"I have just spoken to my daughter, ..."
About: William Harvey Hospital William Harvey Hospital Ashford TN24 0LZ
Posted by Norma (as ),
What could be improved
I have just spoken to my daughter, who had to make her way with her 16 month old baby, to the William Harvey Hospital for an appointment regarding a squint in one of his eyes. This journey meant a 10 minute walk to Folkestone Central station with a push chair, a 20 minute train journey and a 30 minute bus ride. The bus had no facilities for mothers and push chairs, which is a heavy, sturdy variety, because she has no car and has to walk everywhere. My daughter then had to struggle with a heavy toddler and push chair on to a bus with no facilities, an impatient bus driver and no assistance on to the bus.
On arrival at the hospital, she was informed that appointments were 1 1/2 hours behind, and the waiting area was standing room only. Luckily they waited one hour, and after a preliminary examination, it was decided that they did not have to wait to see the consultant, but another appointment should be made for six months time.
Then they had to make the same journey back to Folkestone, but luckily on this occasion an elderly couple helped her on to the bus. I am in bed with a chest and ear infection, but feel my daughter was abandoned, like so many others who have to make the trek to William Harvey Hospital.
Is this the sort of treatment which we should be expecting? No local consultant is available, even periodically, to see patients locally. The transport facilities to the hospital are inadequate, unless you possess a car.

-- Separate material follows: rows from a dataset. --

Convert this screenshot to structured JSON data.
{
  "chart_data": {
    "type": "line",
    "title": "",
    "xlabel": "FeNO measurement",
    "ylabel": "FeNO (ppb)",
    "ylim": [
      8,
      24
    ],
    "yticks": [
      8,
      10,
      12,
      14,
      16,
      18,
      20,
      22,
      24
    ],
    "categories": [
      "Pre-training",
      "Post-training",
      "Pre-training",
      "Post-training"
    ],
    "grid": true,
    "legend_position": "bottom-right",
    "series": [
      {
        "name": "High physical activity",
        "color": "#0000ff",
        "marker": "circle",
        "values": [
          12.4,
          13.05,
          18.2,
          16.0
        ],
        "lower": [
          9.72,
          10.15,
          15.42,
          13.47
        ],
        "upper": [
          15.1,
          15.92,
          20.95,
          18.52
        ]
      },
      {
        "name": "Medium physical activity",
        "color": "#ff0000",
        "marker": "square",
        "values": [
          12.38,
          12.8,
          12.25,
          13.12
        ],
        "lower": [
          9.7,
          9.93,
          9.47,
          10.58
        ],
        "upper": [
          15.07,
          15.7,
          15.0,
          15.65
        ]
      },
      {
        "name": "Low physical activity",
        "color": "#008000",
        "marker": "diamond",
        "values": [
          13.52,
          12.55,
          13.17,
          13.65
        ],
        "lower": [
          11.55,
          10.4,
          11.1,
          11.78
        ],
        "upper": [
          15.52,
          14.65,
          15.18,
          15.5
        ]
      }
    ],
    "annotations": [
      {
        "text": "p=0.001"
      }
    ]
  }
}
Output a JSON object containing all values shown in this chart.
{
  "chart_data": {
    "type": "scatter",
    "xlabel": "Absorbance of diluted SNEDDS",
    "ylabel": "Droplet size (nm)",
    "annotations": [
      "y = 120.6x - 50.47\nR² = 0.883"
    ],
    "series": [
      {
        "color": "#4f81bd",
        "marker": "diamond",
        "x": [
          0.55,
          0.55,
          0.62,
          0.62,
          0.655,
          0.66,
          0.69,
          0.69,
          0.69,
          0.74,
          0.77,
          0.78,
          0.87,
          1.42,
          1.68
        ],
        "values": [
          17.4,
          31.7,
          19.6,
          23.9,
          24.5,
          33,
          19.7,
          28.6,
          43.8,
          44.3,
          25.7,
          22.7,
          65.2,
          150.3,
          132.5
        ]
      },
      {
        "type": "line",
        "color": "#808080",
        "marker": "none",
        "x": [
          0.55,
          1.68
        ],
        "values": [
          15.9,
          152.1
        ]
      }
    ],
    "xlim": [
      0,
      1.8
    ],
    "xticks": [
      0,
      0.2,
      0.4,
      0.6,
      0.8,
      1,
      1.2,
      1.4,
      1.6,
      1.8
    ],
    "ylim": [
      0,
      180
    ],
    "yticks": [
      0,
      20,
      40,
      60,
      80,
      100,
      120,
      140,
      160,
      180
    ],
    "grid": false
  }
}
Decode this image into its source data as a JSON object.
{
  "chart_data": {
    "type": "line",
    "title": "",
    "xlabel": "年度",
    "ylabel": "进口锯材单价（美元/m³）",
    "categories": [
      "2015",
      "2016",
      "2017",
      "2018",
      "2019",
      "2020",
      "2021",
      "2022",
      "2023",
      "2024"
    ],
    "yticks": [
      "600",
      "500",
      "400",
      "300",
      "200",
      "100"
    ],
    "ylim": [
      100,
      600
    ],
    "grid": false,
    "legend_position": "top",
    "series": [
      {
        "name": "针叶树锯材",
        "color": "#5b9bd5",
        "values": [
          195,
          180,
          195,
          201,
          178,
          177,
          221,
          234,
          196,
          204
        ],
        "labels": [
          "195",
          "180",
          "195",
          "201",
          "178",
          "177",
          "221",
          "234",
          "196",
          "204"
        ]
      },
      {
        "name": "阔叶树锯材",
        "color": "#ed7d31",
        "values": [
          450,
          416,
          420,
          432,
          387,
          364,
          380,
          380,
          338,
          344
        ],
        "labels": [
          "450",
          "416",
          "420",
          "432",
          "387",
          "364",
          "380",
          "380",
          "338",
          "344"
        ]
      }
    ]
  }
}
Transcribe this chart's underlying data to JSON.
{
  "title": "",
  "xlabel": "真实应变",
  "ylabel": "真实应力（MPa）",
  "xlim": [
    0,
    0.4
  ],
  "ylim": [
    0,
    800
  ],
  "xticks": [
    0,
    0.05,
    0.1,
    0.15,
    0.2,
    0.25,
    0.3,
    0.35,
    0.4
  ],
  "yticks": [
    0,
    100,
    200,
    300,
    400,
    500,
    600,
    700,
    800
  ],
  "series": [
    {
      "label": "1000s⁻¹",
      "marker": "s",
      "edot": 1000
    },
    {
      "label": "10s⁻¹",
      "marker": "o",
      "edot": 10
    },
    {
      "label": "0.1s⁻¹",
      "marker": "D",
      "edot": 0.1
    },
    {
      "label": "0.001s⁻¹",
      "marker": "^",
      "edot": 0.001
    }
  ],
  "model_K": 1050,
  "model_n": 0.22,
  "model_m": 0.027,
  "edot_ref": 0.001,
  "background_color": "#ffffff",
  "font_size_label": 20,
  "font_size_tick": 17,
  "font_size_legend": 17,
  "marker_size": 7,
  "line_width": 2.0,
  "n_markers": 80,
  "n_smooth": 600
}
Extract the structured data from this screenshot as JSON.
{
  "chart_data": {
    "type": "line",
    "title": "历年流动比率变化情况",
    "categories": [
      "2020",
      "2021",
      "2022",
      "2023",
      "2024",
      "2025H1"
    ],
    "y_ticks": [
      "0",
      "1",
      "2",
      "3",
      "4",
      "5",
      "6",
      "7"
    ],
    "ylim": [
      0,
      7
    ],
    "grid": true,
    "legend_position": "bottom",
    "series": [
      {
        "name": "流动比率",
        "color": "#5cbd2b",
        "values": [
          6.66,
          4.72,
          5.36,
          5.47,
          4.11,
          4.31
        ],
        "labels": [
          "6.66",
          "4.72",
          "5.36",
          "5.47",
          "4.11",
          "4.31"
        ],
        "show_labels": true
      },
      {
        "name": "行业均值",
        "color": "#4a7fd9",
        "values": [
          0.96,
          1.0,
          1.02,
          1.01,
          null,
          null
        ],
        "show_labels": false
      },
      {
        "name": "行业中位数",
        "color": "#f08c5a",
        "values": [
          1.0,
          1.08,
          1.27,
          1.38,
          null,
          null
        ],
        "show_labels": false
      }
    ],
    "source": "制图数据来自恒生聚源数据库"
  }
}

The waiting times for mothers with babies are too long, when they finally make it to the hospital. Isn't it time to think hard and fast about what has been going on in the structure of healthcare, which has become reliant on patients travelling long distances in cars? Isn't it time to reverse the trend, when we know that every car journey contributes to global warming and health issues? What we have now is a two tier health system - those who have easy access, and then those who travel long distances without personal transport for consultations.